Deje de esperar a que su horno se caliente adecuadamente
La mayoría de los hornos comerciales son lentos. Funcionan calentando el aire, y luego ese aire es el que calienta los alimentos. Se tarda una eternidad. Si utiliza un horno a vapor de alta capacidad, esa demora es un verdadero problema: interrumpe su ritmo de trabajo y ralentiza todo el proceso.
Nosotros hacemos las cosas de manera diferente. En lugar de calentar el aire, utilizamos calentadores de onda corta infrarroja. Estos envían calor directamente al producto. Sin intermediarios. Sin espera.

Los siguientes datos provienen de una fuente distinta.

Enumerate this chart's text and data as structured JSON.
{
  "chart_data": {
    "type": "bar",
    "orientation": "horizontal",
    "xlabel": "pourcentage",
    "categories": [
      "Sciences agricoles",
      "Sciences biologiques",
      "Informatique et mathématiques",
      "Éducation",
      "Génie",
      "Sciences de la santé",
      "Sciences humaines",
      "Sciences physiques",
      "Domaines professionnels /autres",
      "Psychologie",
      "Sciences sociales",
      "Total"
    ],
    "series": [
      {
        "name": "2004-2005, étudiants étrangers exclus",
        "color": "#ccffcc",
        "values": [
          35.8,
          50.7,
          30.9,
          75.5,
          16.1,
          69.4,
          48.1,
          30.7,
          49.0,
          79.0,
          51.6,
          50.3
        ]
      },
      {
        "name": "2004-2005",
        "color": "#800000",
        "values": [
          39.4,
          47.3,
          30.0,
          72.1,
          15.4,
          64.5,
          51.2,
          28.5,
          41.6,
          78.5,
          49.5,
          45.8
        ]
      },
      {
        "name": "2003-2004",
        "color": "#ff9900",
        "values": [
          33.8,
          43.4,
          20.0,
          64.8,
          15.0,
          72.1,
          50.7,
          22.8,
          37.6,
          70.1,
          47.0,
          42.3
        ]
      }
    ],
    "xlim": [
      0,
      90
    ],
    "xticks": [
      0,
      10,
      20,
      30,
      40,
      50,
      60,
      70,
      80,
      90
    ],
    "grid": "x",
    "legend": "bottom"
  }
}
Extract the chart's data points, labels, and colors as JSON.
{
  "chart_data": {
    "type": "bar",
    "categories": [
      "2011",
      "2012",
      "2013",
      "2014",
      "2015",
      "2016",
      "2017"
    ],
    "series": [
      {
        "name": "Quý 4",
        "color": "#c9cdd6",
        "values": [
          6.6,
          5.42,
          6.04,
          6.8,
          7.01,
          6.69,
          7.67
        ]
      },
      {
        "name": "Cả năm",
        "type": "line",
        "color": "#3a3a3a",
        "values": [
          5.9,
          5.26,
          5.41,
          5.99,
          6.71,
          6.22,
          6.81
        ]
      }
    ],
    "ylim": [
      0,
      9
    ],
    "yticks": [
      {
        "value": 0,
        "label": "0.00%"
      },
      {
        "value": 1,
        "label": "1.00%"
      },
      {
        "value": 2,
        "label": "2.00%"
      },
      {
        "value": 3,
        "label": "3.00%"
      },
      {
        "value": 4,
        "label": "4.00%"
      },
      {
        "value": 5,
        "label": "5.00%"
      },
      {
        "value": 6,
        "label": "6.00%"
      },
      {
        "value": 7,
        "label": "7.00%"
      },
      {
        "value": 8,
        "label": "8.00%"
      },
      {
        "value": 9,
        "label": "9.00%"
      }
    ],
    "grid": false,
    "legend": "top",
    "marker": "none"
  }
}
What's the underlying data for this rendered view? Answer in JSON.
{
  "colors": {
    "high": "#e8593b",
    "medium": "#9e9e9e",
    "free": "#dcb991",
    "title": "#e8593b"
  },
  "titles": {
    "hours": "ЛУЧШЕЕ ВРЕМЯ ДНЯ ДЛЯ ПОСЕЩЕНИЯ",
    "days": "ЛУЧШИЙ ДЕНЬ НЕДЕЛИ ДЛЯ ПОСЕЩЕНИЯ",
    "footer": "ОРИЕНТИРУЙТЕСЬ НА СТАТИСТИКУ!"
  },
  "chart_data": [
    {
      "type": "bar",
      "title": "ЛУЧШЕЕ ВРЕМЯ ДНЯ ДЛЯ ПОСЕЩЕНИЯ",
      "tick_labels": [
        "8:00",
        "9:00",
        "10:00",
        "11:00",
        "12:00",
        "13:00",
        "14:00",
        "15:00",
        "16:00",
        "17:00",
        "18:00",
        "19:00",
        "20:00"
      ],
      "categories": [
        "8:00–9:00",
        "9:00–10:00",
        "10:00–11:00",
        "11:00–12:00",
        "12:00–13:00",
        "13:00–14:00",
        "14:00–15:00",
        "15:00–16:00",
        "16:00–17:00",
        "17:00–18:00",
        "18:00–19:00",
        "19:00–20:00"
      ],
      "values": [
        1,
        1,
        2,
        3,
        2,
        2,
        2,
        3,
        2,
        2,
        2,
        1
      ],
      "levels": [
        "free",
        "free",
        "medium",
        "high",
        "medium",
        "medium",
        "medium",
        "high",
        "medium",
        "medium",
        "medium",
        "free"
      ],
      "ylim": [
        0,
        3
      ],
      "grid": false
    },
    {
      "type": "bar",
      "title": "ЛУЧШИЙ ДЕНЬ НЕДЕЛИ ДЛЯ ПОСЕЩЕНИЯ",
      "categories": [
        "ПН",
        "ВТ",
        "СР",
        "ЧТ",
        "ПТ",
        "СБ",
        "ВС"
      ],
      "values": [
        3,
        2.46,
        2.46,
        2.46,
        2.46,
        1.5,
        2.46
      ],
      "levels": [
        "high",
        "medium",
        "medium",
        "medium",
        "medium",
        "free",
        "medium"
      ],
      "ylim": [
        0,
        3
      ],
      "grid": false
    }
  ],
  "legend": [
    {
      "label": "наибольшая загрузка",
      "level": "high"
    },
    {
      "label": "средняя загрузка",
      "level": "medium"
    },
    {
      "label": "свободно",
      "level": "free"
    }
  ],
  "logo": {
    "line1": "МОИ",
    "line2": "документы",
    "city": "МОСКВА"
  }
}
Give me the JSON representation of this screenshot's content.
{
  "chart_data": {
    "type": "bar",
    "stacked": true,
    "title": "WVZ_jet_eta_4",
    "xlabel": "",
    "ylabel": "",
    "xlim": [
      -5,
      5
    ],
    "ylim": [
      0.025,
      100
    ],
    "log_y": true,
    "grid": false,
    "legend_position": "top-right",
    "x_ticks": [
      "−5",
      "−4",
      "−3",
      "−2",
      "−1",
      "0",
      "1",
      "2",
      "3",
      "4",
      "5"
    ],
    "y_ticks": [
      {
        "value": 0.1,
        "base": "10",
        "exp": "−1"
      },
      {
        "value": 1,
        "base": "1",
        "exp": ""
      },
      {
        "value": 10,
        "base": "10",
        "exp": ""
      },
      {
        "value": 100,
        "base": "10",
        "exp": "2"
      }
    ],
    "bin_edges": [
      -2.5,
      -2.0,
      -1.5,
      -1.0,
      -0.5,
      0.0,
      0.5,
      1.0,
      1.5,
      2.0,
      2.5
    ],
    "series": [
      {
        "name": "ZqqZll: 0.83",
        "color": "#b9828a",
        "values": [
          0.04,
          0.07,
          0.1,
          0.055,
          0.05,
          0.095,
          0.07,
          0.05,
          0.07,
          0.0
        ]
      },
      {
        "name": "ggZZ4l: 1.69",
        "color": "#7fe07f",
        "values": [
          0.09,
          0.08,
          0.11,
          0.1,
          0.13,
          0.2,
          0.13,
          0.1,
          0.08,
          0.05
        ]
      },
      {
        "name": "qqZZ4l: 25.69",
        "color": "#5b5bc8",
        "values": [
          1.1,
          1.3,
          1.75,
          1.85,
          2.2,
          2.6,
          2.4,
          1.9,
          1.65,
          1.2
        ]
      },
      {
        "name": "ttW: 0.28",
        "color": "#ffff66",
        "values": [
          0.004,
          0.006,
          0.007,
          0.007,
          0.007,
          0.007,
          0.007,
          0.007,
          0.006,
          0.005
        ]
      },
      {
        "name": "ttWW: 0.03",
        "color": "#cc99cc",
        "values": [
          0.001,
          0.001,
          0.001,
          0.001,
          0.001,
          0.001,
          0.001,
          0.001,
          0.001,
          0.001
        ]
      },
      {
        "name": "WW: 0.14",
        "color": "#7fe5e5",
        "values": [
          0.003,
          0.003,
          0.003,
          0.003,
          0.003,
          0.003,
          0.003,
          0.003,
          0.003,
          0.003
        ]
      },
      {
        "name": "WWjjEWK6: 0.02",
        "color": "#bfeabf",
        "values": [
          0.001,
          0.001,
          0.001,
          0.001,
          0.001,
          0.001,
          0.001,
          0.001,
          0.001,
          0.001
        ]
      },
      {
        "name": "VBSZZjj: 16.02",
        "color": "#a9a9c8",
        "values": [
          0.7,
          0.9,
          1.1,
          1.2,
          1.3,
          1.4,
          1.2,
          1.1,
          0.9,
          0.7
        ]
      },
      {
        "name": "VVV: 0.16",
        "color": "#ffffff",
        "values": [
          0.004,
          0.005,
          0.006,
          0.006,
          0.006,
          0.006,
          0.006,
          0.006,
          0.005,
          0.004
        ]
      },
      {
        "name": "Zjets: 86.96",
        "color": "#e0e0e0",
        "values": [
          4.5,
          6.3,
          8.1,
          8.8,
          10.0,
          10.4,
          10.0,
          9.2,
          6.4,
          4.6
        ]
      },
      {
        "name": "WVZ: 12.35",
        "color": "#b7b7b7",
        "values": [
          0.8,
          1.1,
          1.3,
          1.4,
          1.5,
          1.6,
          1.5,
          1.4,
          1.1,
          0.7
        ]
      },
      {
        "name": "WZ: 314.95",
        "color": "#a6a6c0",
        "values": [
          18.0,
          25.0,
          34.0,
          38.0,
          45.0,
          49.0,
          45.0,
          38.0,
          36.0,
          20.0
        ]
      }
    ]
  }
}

Por qué la “respuesta de segundo nivel” es importante
El secreto está en que los calentadores de onda corta infrarroja alcanzan su potencia máxima en cuestión de segundos. Cuando combinamos estos calentadores con un controlador de acción rápida, obtenemos lo que llamamos “respuesta de segundo nivel”. Básicamente, puede activar o desactivar el calor casi al instante.
Esto le permite tener un control preciso sobre la temperatura, algo difícil de lograr con otros métodos. Puede mantener la temperatura dentro de un rango muy estrecho, lo que significa que no tendrá que preocuparse por quemar la superficie del alimento o por hornearlo demasiado.
Los componentes internos
Utilizamos cuarzo de alta pureza para los tubos, ya que permite que la energía infrarroja pase sin ser bloqueada. También concentramos mucha energía en un espacio reducido. Así, obtiene más calor sin necesidad de un espacio grande en su cocina. Un consejo: si utiliza una configuración de alta tensión para mantener un consumo de corriente bajo, revise bien sus conexiones eléctricas. El calor de alta densidad es excelente para acelerar el proceso, pero puede dañar el cuarzo si el flujo de aire no es uniforme.
Cómo hacer que funcione para usted
Estos calentadores están diseñados para instalarse en los mismos lugares donde antes estaban los calentadores lentos. El resultado? Sus ciclos de cocción se acortan y puede producir mucho más producto por hora. Pero recuerde que este calor penetra más profundamente y más rápido de lo habitual. Definitivamente deberá ajustar los tiempos de cocción.
Y una última cosa: no aumente la potencia al máximo y se vaya. Sin una buena ventilación, el horno podría volverse demasiado caliente y sobrepasar los límites de seguridad. La clave está en equilibrar ese calor intenso con la inyección de vapor. Así logrará una corteza perfecta mientras mantiene el interior húmedo.